30 junho 2007

machadiana

"folhas misérrimas do meu cipreste",
não se preste
não se empreste
a vida, vide,
não é um teste.
"heis de cair".

28 junho 2007

o mundo não perdoa

num desdobramento do caso sirley, o pai de um dos envolvidos, ao sair da polinter, declarou:

Minha vida acabou, e a do meu filho também. Quem vai dar emprego para ele?

caro seu ludovico [é o nome do cara], a única lição que o senhor deveria ter dado para o seu filho, a mais basal e ao mesmo tempo mais importante para o convívio em sociedade, a única que separa o ser humano das bestas, é a responsabilidade pelos próprios atos.

isso claramente não foi ensinado. agora, como dizia minha mãe, o mundo vai ensiná-lo.

e o mundo é um professor severo. cqd.

ode ao trabalho

não gosto de trabalhar. ponto.

gosto, sim, de viver. ler, ir ao cinema, passear, desenhar, beber, bater papo com os amigos, me vestir confortavelmente, comer bem e ter mobilidade - seja viajar ou ter livre acesso para freqüentar os lugares que me apeteçam. e se a regra do jogo estipula que para eu realizar minhas vontades, eu precise de dinheiro, e principalmente, que para ganhá-lo eu precise trabalhar, assim o farei.

posso então afirmar que o único motivo que me faz acordar de manhã, me arrumar, tomar um ônibus e perder oito horas do meu dia esquentando uma cadeira em frente ao computador, engordando e cultivando uma tendinite no braço direito, é grana.

alguns me perguntam, de olhos rútilos (obrigado, nelson rodrigues), se não busco satisfação ou realização no trabalho. a esses respondo, fatal como um tiro de fuzil: não. realização eu vou ter nas atividades que enumerei no primeiro parágrafo. no trabalho, não.

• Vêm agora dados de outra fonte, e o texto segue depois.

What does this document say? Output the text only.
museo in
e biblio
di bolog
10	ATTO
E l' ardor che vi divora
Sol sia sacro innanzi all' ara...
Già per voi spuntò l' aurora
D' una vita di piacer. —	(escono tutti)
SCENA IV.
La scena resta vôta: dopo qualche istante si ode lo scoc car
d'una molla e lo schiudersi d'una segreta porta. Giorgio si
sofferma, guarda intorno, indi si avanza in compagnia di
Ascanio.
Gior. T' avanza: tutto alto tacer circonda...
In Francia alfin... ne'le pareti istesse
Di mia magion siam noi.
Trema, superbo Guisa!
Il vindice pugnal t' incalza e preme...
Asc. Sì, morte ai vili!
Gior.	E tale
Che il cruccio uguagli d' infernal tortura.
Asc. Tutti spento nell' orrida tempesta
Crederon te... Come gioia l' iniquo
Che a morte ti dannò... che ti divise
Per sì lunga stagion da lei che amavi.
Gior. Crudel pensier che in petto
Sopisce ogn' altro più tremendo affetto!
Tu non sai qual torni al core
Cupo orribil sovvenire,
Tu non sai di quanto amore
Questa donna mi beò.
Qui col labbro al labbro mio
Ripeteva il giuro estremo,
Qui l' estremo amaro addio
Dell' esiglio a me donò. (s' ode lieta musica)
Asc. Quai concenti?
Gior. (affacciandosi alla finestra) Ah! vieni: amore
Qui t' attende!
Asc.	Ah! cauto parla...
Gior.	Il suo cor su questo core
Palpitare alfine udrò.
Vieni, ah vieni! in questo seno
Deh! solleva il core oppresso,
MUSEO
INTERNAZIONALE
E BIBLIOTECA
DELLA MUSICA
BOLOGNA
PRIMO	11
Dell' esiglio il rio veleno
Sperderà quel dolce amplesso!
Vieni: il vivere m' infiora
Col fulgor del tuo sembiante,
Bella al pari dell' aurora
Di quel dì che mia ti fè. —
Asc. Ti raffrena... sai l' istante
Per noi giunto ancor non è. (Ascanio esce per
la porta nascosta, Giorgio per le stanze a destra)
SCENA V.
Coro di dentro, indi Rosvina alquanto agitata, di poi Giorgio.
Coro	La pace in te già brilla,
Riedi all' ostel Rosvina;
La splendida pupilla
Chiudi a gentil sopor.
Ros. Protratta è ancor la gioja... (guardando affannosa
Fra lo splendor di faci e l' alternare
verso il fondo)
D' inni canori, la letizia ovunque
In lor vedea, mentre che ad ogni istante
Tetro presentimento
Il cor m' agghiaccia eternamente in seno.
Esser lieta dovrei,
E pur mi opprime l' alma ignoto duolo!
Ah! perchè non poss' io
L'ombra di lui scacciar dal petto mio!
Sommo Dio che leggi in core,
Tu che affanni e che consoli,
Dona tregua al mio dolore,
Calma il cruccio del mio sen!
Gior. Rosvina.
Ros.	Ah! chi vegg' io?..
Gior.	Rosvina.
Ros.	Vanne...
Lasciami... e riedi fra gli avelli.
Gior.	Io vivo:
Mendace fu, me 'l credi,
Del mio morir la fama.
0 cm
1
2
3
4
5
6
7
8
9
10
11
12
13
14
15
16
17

não alimento a menor ilusão de alcançar qualquer forma de prazer com o trabalho. trabalho é trabalho, prazer é outra coisa. está na bíblia. o oposto do paraíso é o trabalho. o máximo de pretensão profissional que almejo é ter o mínimo de aporrinhações.

agora, não gostar de trabalhar não significa que enquanto estiver gastando minha vida dentro de um escritório, não farei tudo que seu mestre mandar da melhor maneira possível. e isso é o ápice da coerência, pois mais do que ao trabalho, tenho ojeriza a aborrecimentos. se me exigirem iniciativa, terei iniciativa. se me cobrarem criatividade, assim o serei. se nada pedirem, mas sempre pedem algo. e eu dou.

se não gosto de trabalho, abomino igualmente tudo o que faça parte de seu ambiente ou se relacione a ele. por isso não gosto de fofocas de corredor, boatos e antecipações. tento não sofrer angústias. e como estou longe de ser um camarada depressivo, é bem verdade que no meio dessa sarabanda, tento me divertir, para não transformar tudo em calvário.

sou fascinado por gente, sua beleza e sua miséria. portanto, trato a todos com educação e equanimidade. eventualmente faço alguns amigos. como todos os outros que já passaram por mim, alguns ficam. mas nem quanto a isso tenho pretensão.

e para terminar esse texto, que já nem eu agüento mais, deixo um trecho do antigo testamento que aprendi hoje. não sei se o que reproduzo condiz com a mensagem bíblica, mas me vale agora. livro de eclesiastes, capítulo 2, versículos 22 a 26.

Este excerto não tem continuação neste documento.